Henry Ford is quoted as having once said “If I had asked people what they wanted, they would have said faster horses.” Not all innovations are as ground breaking as the automobile, but when one approaches an old problem with both a new strategy and improved technology great things can happen. In June Solarflare released an update to OpenOnload (OOL) that introduced TCP Delegated Send, and in late September they will begin shipping the latest version of their Application Onload Engine (AOE) with an advanced FPGA. The combination of these two will result in the capability of turning around a TCP Send in 300ns, compared to roughly 1,700ns today. In latency focused applications a savings of 1,400ns, an 82% improvement, is game changing. To understand how Solarflare pulls this off let’s look at a much simpler example.

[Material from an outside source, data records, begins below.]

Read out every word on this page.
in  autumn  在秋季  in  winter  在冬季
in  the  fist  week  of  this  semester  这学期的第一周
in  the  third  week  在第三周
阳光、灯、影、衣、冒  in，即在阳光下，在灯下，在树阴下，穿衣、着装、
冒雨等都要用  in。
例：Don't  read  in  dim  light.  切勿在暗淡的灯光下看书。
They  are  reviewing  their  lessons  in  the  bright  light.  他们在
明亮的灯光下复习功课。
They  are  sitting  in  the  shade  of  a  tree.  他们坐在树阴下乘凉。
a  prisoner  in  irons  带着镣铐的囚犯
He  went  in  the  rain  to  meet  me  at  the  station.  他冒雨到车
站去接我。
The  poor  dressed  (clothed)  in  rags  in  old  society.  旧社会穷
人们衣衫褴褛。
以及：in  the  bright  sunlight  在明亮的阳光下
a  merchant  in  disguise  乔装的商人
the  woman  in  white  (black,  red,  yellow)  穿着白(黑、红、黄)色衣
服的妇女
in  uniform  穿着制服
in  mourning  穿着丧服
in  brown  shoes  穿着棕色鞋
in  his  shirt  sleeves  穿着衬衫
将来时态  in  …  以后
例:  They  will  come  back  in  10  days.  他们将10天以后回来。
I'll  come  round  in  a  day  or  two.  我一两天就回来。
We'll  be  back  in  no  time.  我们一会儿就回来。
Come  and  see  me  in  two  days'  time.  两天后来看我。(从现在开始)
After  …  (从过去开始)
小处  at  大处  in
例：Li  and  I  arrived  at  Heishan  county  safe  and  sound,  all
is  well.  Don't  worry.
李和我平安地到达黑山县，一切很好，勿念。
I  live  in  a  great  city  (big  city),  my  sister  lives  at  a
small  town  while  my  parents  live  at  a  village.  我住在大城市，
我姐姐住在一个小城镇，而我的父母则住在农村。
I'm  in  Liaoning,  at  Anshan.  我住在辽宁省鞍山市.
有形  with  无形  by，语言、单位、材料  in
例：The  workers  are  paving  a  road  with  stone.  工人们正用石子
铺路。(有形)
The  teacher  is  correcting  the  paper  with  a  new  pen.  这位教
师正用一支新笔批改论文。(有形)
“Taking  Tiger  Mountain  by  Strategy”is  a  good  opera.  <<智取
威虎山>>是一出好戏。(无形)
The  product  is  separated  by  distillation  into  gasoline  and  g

My son uses an online exchange to trade Magic cards, and traders are rated on how fast they fill orders. Not much different than NASDAQ processing an order for Apple stock. When my son started he would receive an order on his computer, and search through a heap of cards to find the one necessary to fill that order. He would then go down several flights of stairs to my office to fetch an envelope, and stamp then goes back up to his computer. Next, he would address the envelope, apply the stamp, run back down the stairs and walk the completed trade to the mailbox. Today he has a cache of pre-stamped envelopes with the return addresses pre-written out sitting beside his computer. All his cards are in a binder with an updated index. Filling a trade is a trivial matter. He simply checks the index, pulls the required card from the binder, updates the index, stuffs the card in an envelope, writes the final address on the front, and runs it out to the mailbox. Essentially, this is a Delegated Send. Everything that can be preprocessed in advance of the actual trade is prefetched & prepackaged.
When it comes to TCP and Delegated Send, at the start of the trading day the trading application, through OOL, establishes a TCP connection with the exchange. The trading application then calls a routine in OOL to take over control of the socket’s send path, and to obtain the Ethernet, IP and TCP headers for the connection. The application adds to these a message template and passes the resulting packet template to the FPGA where it remains cached, much like my son’s stack of pre-stamped envelopes. In response to incoming packets arriving at the FPGA causing the RTL trading code to trigger a trade, the trade is then inserted into the pre-formatted packet, the checksum computed, and packet transferred to the exchange. The whole process takes approximately 300ns. When the ACK arrives from the exchange it is then passed transparently back to the trading application through OOL. Now some will point out that other FPGA solutions exist today that enables you to possibly trade at these speeds, but do any of these solutions make it this simple? With some minor modifications to your existing trading application you can quickly take advantage of Delegated Send with the AOE, no other FPGA solution even comes close!
So if latency in trading is important to you, and you’d like your orders moving along 1,000ns faster then perhaps it’s time to take a serious look at Delegated Send on Solarflare’s AOE. To learn more please consider checking out this whitepaper.
For those already familiar with Solarflare’s AOE, this new version of the product has several very substantial improvements:
- It leverages the latest Solarflare high-performance ASIC with a PCIe Gen3 interface.
- Flexible, open choice of FPGA PCS/MAC.
- All FDK modules, and examples delivered with full source code.
- Sample implementations of 10GbE & 40GbE pass-through (requires PCS/MAC).
- Sample implementations of all four 1600MHz DDR3 AOE memory channels.